Saturday, June 6, 2015

Beauty of the Ozarks at 5,000 Feet

The Ozark Mountain region of Arkansas holds a myriad of beautiful sights and notable locations. One walk along the Buffalo National River will attest to that, and yet so much more is held within the hills of this region. Forests, caverns, creeks, and rivers, all adorned by regal bluff lines towering overhead. Crystal clear waters flow through untouched woodlands where creatures great and small live in protected bliss. A resident of this region for over 30 years, I knew all the beauty this area held at ground level, but nothing could compare to a view I experienced recently.

I luck into things, occasionally.

I have the good fortune of working with someone whose preferred mode of transportation is a small plane, and as this luck of mine would have it, we had a meeting on the west side of the state this week. I've flown with him several times before, but always on clear days with maybe a wispy cloud in the distance. This time, something about the partly cloudy skies changed everything I thought about my Ozark Mountains.

On a clear day, an aerial view shows the vast green forests, with serpentine rivers cutting their paths, and ridges beyond ridges of layered vistas.

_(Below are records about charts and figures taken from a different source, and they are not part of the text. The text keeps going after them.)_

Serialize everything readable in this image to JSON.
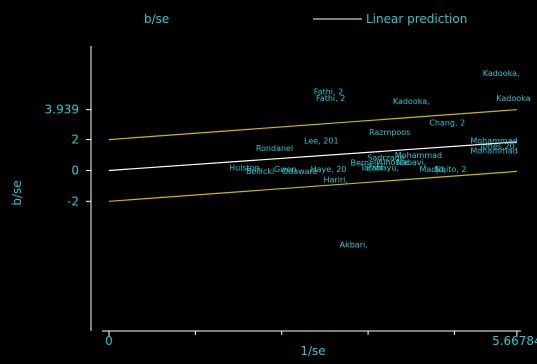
{
  "chart_data": {
    "type": "scatter",
    "title_top_left": "b/se",
    "legend": {
      "label": "Linear prediction",
      "placement": "top"
    },
    "xlabel": "1/se",
    "ylabel": "b/se",
    "xlim": [
      -0.25,
      5.85
    ],
    "ylim": [
      -10.4,
      9.1
    ],
    "x_ticks": [
      {
        "value": 0,
        "label": "0"
      },
      {
        "value": 5.66784,
        "label": "5.66784"
      }
    ],
    "x_minor_ticks": [
      1.2,
      2.4,
      3.6,
      4.8
    ],
    "y_ticks": [
      {
        "value": 3.939,
        "label": "3.939"
      },
      {
        "value": 2,
        "label": "2"
      },
      {
        "value": 0,
        "label": "0"
      },
      {
        "value": -2,
        "label": "-2"
      }
    ],
    "lines": {
      "prediction": {
        "from": [
          0,
          0
        ],
        "to": [
          5.66784,
          1.85
        ]
      },
      "upper_band": {
        "from": [
          0,
          2
        ],
        "to": [
          5.66784,
          3.939
        ]
      },
      "lower_band": {
        "from": [
          0,
          -2
        ],
        "to": [
          5.66784,
          -0.061
        ]
      }
    },
    "points": [
      {
        "label": "Kadooka,",
        "x": 5.45,
        "y": 6.3
      },
      {
        "label": "Kadooka",
        "x": 5.62,
        "y": 4.7
      },
      {
        "label": "Fathi, 2",
        "x": 3.05,
        "y": 5.1
      },
      {
        "label": "Fathi, 2",
        "x": 3.08,
        "y": 4.7
      },
      {
        "label": "Kadooka,",
        "x": 4.2,
        "y": 4.5
      },
      {
        "label": "Chang, 2",
        "x": 4.7,
        "y": 3.1
      },
      {
        "label": "Razmpoos",
        "x": 3.9,
        "y": 2.5
      },
      {
        "label": "Mohammad",
        "x": 5.35,
        "y": 1.95
      },
      {
        "label": "Lee, 201",
        "x": 2.95,
        "y": 1.95
      },
      {
        "label": "Jones,20",
        "x": 5.4,
        "y": 1.6
      },
      {
        "label": "Mohammad",
        "x": 5.35,
        "y": 1.3
      },
      {
        "label": "Rondanel",
        "x": 2.3,
        "y": 1.45
      },
      {
        "label": "Mohammad",
        "x": 4.3,
        "y": 1.0
      },
      {
        "label": "Sadrzade",
        "x": 3.85,
        "y": 0.85
      },
      {
        "label": "Alhosse",
        "x": 3.95,
        "y": 0.55
      },
      {
        "label": "Nabavi,",
        "x": 4.2,
        "y": 0.55
      },
      {
        "label": "Bernell",
        "x": 3.55,
        "y": 0.5
      },
      {
        "label": "Zahayu,",
        "x": 3.8,
        "y": 0.2
      },
      {
        "label": "Tarraf",
        "x": 3.65,
        "y": 0.2
      },
      {
        "label": "Madjd,",
        "x": 4.5,
        "y": 0.1
      },
      {
        "label": "Naito, 2",
        "x": 4.75,
        "y": 0.1
      },
      {
        "label": "Hulston,",
        "x": 1.9,
        "y": 0.2
      },
      {
        "label": "Bellicki",
        "x": 2.1,
        "y": -0.05
      },
      {
        "label": "Odaware",
        "x": 2.65,
        "y": -0.05
      },
      {
        "label": "Gwen",
        "x": 2.45,
        "y": 0.1
      },
      {
        "label": "Haye, 20",
        "x": 3.05,
        "y": 0.1
      },
      {
        "label": "Hariri,",
        "x": 3.15,
        "y": -0.6
      },
      {
        "label": "Akbari,",
        "x": 3.4,
        "y": -4.8
      }
    ]
  }
}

On a partly cloudy day though, the shadows cast by the clouds on the landscape somehow enhanced the definition of the hills, illustrating the graduated misty colors all the way to the horizon. Through each break in the clouds, the hills put on their best show, but the clouds created their own production right outside my window. The region somehow looked different to me, more beautiful, perhaps because I have never seen it from that view, wearing its best outfit. Until then, I never really knew it.

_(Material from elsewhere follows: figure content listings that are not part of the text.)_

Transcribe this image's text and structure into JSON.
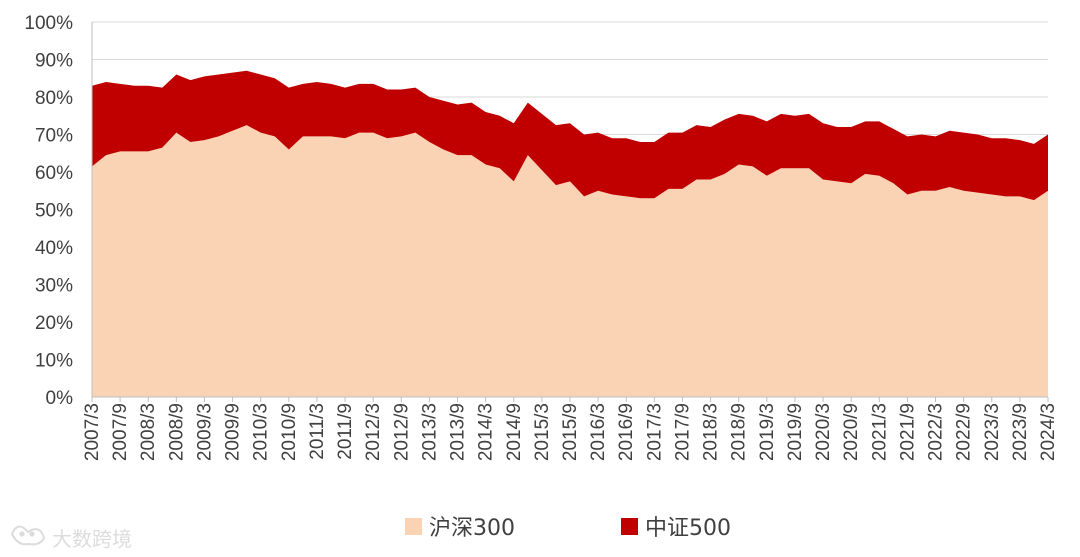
{
  "chart_data": {
    "type": "area",
    "stacked": true,
    "title": "",
    "xlabel": "",
    "ylabel": "",
    "ylim": [
      0,
      100
    ],
    "y_tick_suffix": "%",
    "y_ticks": [
      0,
      10,
      20,
      30,
      40,
      50,
      60,
      70,
      80,
      90,
      100
    ],
    "grid": "horizontal",
    "legend_position": "bottom",
    "x": [
      "2007/3",
      "2007/6",
      "2007/9",
      "2007/12",
      "2008/3",
      "2008/6",
      "2008/9",
      "2008/12",
      "2009/3",
      "2009/6",
      "2009/9",
      "2009/12",
      "2010/3",
      "2010/6",
      "2010/9",
      "2010/12",
      "2011/3",
      "2011/6",
      "2011/9",
      "2011/12",
      "2012/3",
      "2012/6",
      "2012/9",
      "2012/12",
      "2013/3",
      "2013/6",
      "2013/9",
      "2013/12",
      "2014/3",
      "2014/6",
      "2014/9",
      "2014/12",
      "2015/3",
      "2015/6",
      "2015/9",
      "2015/12",
      "2016/3",
      "2016/6",
      "2016/9",
      "2016/12",
      "2017/3",
      "2017/6",
      "2017/9",
      "2017/12",
      "2018/3",
      "2018/6",
      "2018/9",
      "2018/12",
      "2019/3",
      "2019/6",
      "2019/9",
      "2019/12",
      "2020/3",
      "2020/6",
      "2020/9",
      "2020/12",
      "2021/3",
      "2021/6",
      "2021/9",
      "2021/12",
      "2022/3",
      "2022/6",
      "2022/9",
      "2022/12",
      "2023/3",
      "2023/6",
      "2023/9",
      "2023/12",
      "2024/3"
    ],
    "x_tick_labels": [
      "2007/3",
      "2007/9",
      "2008/3",
      "2008/9",
      "2009/3",
      "2009/9",
      "2010/3",
      "2010/9",
      "2011/3",
      "2011/9",
      "2012/3",
      "2012/9",
      "2013/3",
      "2013/9",
      "2014/3",
      "2014/9",
      "2015/3",
      "2015/9",
      "2016/3",
      "2016/9",
      "2017/3",
      "2017/9",
      "2018/3",
      "2018/9",
      "2019/3",
      "2019/9",
      "2020/3",
      "2020/9",
      "2021/3",
      "2021/9",
      "2022/3",
      "2022/9",
      "2023/3",
      "2023/9",
      "2024/3"
    ],
    "series": [
      {
        "name": "沪深300",
        "color": "#fad2b4",
        "values": [
          61.5,
          64.5,
          65.5,
          65.5,
          65.5,
          66.5,
          70.5,
          68.0,
          68.5,
          69.5,
          71.0,
          72.5,
          70.5,
          69.5,
          66.0,
          69.5,
          69.5,
          69.5,
          69.0,
          70.5,
          70.5,
          69.0,
          69.5,
          70.5,
          68.0,
          66.0,
          64.5,
          64.5,
          62.0,
          61.0,
          57.5,
          64.5,
          60.5,
          56.5,
          57.5,
          53.5,
          55.0,
          54.0,
          53.5,
          53.0,
          53.0,
          55.5,
          55.5,
          58.0,
          58.0,
          59.5,
          62.0,
          61.5,
          59.0,
          61.0,
          61.0,
          61.0,
          58.0,
          57.5,
          57.0,
          59.5,
          59.0,
          57.0,
          54.0,
          55.0,
          55.0,
          56.0,
          55.0,
          54.5,
          54.0,
          53.5,
          53.5,
          52.5,
          55.0
        ]
      },
      {
        "name": "中证500",
        "color": "#c00000",
        "values": [
          21.5,
          19.5,
          18.0,
          17.5,
          17.5,
          16.0,
          15.5,
          16.5,
          17.0,
          16.5,
          15.5,
          14.5,
          15.5,
          15.5,
          16.5,
          14.0,
          14.5,
          14.0,
          13.5,
          13.0,
          13.0,
          13.0,
          12.5,
          12.0,
          12.0,
          13.0,
          13.5,
          14.0,
          14.0,
          14.0,
          15.5,
          14.0,
          15.0,
          16.0,
          15.5,
          16.5,
          15.5,
          15.0,
          15.5,
          15.0,
          15.0,
          15.0,
          15.0,
          14.5,
          14.0,
          14.5,
          13.5,
          13.5,
          14.5,
          14.5,
          14.0,
          14.5,
          15.0,
          14.5,
          15.0,
          14.0,
          14.5,
          14.5,
          15.5,
          15.0,
          14.5,
          15.0,
          15.5,
          15.5,
          15.0,
          15.5,
          15.0,
          15.0,
          15.0
        ]
      }
    ]
  },
  "legend": [
    {
      "label": "沪深300",
      "color": "#fad2b4"
    },
    {
      "label": "中证500",
      "color": "#c00000"
    }
  ],
  "watermark": {
    "text": "大数跨境",
    "icon": "cat-logo-icon"
  }
}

Flying through clouds on a commercial airliner loses something. The magic is stunted by the sheer size and altitude of it all. Small crafts, however, put you right at eye level to these clouds, close enough to introduce yourself. All the tension I had felt earlier in the day faded away as I watched out my window to see the puff and billow of new clouds forming, while the ever-transforming shapes whooshed past us. This flight was different. This flight showed me the best of Arkansas. This was the day that I saw its truest beauty in all it intoxicating wonder.